The annual Meltdown vintage bike show in Hendersonville, North Carolina, returns this spring with a new sponsor who promises to make the popular gathering even better.
Motorcycle enthusiasts from across the Southeast gather for event, which takes on the atmosphere of a street festival with food, vendors, live music and craft beer.
Struggling with cancelation and postponements during the last two years due to the pandemic, the Meltdown returns April 30 to its traditional location on Locust Street in front of Southern Appalachian Brewery.
Founded by Ton-Up Highlands, a group of British bike enthusiasts, the event’s new organizer is the Hendersonville-based Wunderlich America, the sole North American importer of Wunderlich parts and accessories for BMW motorcycles.
“We want to make it more of a ‘motorcycle show’ as opposed to just a ‘vintage’ show. We will still have the vintage bike show,” said Doug Shaw with Wunderlich America. The idea is to expand the show from its humble roots as a shine-and-show for old bikes to become a larger attraction for motorcyclists across the region.
The Meltdown traditionally raffles off a restored motorcycle for charity. For 2022, Plam Werks is supplying the raffle bike, a beautiful airhead BMW.
“This year we will be giving away a fully restored, crank out restoration, 1971 R75/5,” said Edward Plam, owner of Plam Werks. “This bike is completely gone through. Every wear item has been replaced. Everything has been replaced that showed any sign of wear. It’s got a beautiful Polaris Silver paint job with blue pinstripes. Everything was painted with Glasurit paint, so it’s true to factory color. It’s got brand new exhaust. There’s too much to list, the cables, the bars, the mirrors. Everything is as original as we can make it all the way down to the seat cover.”
Plam and his father, William, operate Wunderlich America, which moved its headquarters from California to Hendersonville several years ago. They also run Boxer2Valve.com, which supplies parts for carbureted airhead Beemers, and Plam Werks, their restoration shop where Edward and his team do custom builds and concours-quality restorations.

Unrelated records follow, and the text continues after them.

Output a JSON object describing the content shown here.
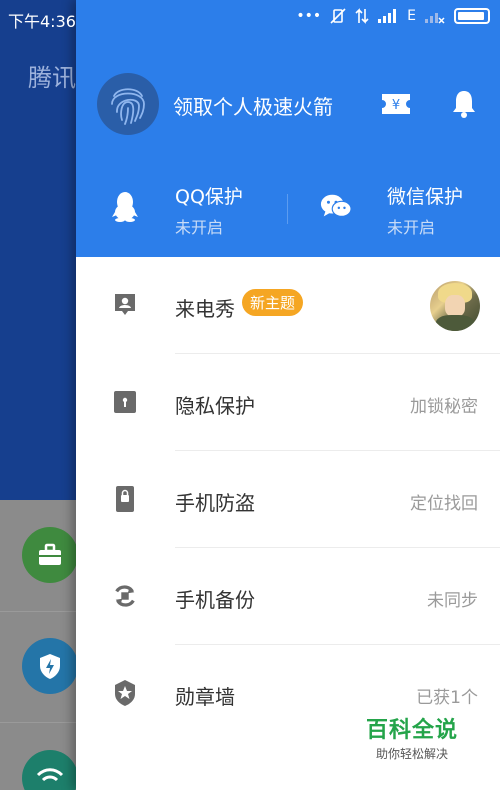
{
  "status_bar": {
    "time": "下午4:36",
    "network": "E",
    "battery_level": 0.92
  },
  "background_app": {
    "title_partial": "腾讯"
  },
  "drawer": {
    "promo_text": "领取个人极速火箭",
    "icons": {
      "avatar": "fingerprint-icon",
      "ticket": "ticket-icon",
      "bell": "bell-icon"
    },
    "protections": [
      {
        "icon": "qq-penguin-icon",
        "name": "QQ保护",
        "status": "未开启"
      },
      {
        "icon": "wechat-icon",
        "name": "微信保护",
        "status": "未开启"
      }
    ],
    "menu": [
      {
        "icon": "caller-show-icon",
        "label": "来电秀",
        "badge": "新主题",
        "value": ""
      },
      {
        "icon": "privacy-lock-icon",
        "label": "隐私保护",
        "value": "加锁秘密"
      },
      {
        "icon": "phone-lock-icon",
        "label": "手机防盗",
        "value": "定位找回"
      },
      {
        "icon": "sync-backup-icon",
        "label": "手机备份",
        "value": "未同步"
      },
      {
        "icon": "medal-icon",
        "label": "勋章墙",
        "value": "已获1个"
      }
    ]
  },
  "watermark": {
    "title": "百科全说",
    "subtitle": "助你轻松解决"
  },
  "colors": {
    "header_blue": "#2c7eea",
    "badge_orange": "#f5a623",
    "watermark_green": "#24a44a"
  }
}
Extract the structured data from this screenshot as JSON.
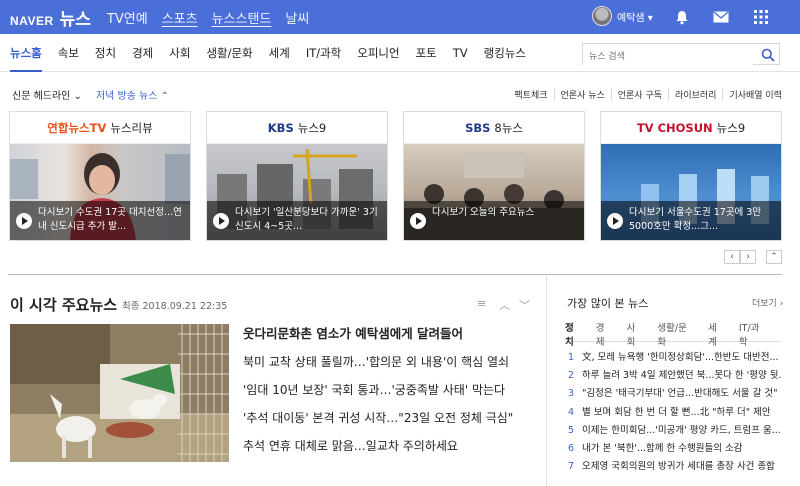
{
  "header": {
    "logo_naver": "NAVER",
    "logo_news": "뉴스",
    "nav": [
      "TV연예",
      "스포츠",
      "뉴스스탠드",
      "날씨"
    ],
    "username": "예탁샘 ▾"
  },
  "sections": [
    "뉴스홈",
    "속보",
    "정치",
    "경제",
    "사회",
    "생활/문화",
    "세계",
    "IT/과학",
    "오피니언",
    "포토",
    "TV",
    "랭킹뉴스"
  ],
  "search": {
    "placeholder": "뉴스 검색"
  },
  "subbar": {
    "tab1": "신문 헤드라인 ⌄",
    "tab2": "저녁 방송 뉴스 ⌃",
    "links": [
      "팩트체크",
      "언론사 뉴스",
      "언론사 구독",
      "라이브러리",
      "기사배열 이력"
    ]
  },
  "cards": [
    {
      "brand": "연합뉴스TV",
      "program": "뉴스리뷰",
      "caption": "다시보기 수도권 17곳 대지선정...연내 신도시급 추가 발..."
    },
    {
      "brand": "KBS",
      "program": "뉴스9",
      "caption": "다시보기 '일산분당보다 가까운' 3기 신도시 4~5곳..."
    },
    {
      "brand": "SBS",
      "program": "8뉴스",
      "caption": "다시보기 오늘의 주요뉴스"
    },
    {
      "brand": "TV CHOSUN",
      "program": "뉴스9",
      "caption": "다시보기 서울수도권 17곳에 3만5000호만 확정...그..."
    }
  ],
  "main": {
    "title": "이 시각 주요뉴스",
    "time": "최종 2018.09.21 22:35",
    "headlines": [
      "웃다리문화촌 염소가 예탁샘에게 달려들어",
      "북미 교착 상태 풀릴까…'합의문 외 내용'이 핵심 열쇠",
      "'임대 10년 보장' 국회 통과…'궁중족발 사태' 막는다",
      "'추석 대이동' 본격 귀성 시작…\"23일 오전 정체 극심\"",
      "추석 연휴 대체로 맑음…일교차 주의하세요"
    ]
  },
  "popular": {
    "title": "가장 많이 본 뉴스",
    "more": "더보기 ›",
    "tabs": [
      "정치",
      "경제",
      "사회",
      "생활/문화",
      "세계",
      "IT/과학"
    ],
    "items": [
      {
        "n": "1",
        "t": "文, 모레 뉴욕행 '한미정상회담'...한반도 대반전..."
      },
      {
        "n": "2",
        "t": "하루 늘려 3박 4일 제안했던 북...못다 한 '평양 뒷..."
      },
      {
        "n": "3",
        "t": "\"김정은 '태극기부대' 언급...반대해도 서울 갈 것\""
      },
      {
        "n": "4",
        "t": "별 보며 회담 한 번 더 할 뻔...北 \"하루 더\" 제안"
      },
      {
        "n": "5",
        "t": "이제는 한미회담...'미공개' 평양 카드, 트럼프 움..."
      },
      {
        "n": "6",
        "t": "내가 본 '북한'...함께 한 수행원들의 소감"
      },
      {
        "n": "7",
        "t": "오제영 국회의원의 방귀가 세대를 총장 사건 종합"
      }
    ]
  },
  "colors": {
    "brand": "#4a6fd9",
    "accent": "#3a5fcd"
  }
}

“It’s probably one of the coolest raffle bikes out there because realistically, this bike would be if someone brought this bike to us to restore, you’re probably looking at $20,000 to $30,000 in parts, labor and paint. We’re giving it away at the Meltdown. The whole idea is we felt it would attract more people. This is timeless,” Plam said while admiring the bike.
The Meltdown, which is free to attend, will also have live bands and a trials team to entertain the crowd. The city blocks off Locust Street in front of Southern Appalachian Brewery for the event. Spectators can fill the street to gaze at the long rows of classic motorcycles and visit vendor tents. There are food trucks and a mobile dyno testing trailer to see just how much power your two-wheeled machine can generate.
“We going to try to keep it the same, but just put our spin on it. It’s still going to be a vintage show, with a little bit more of a BMW influence,” Plam said. “I don’t think we’re going to discriminate against the age of the bikes. Realistically, we want a lot of people coming with newer bike. Retros, modern classics like R nineTs.”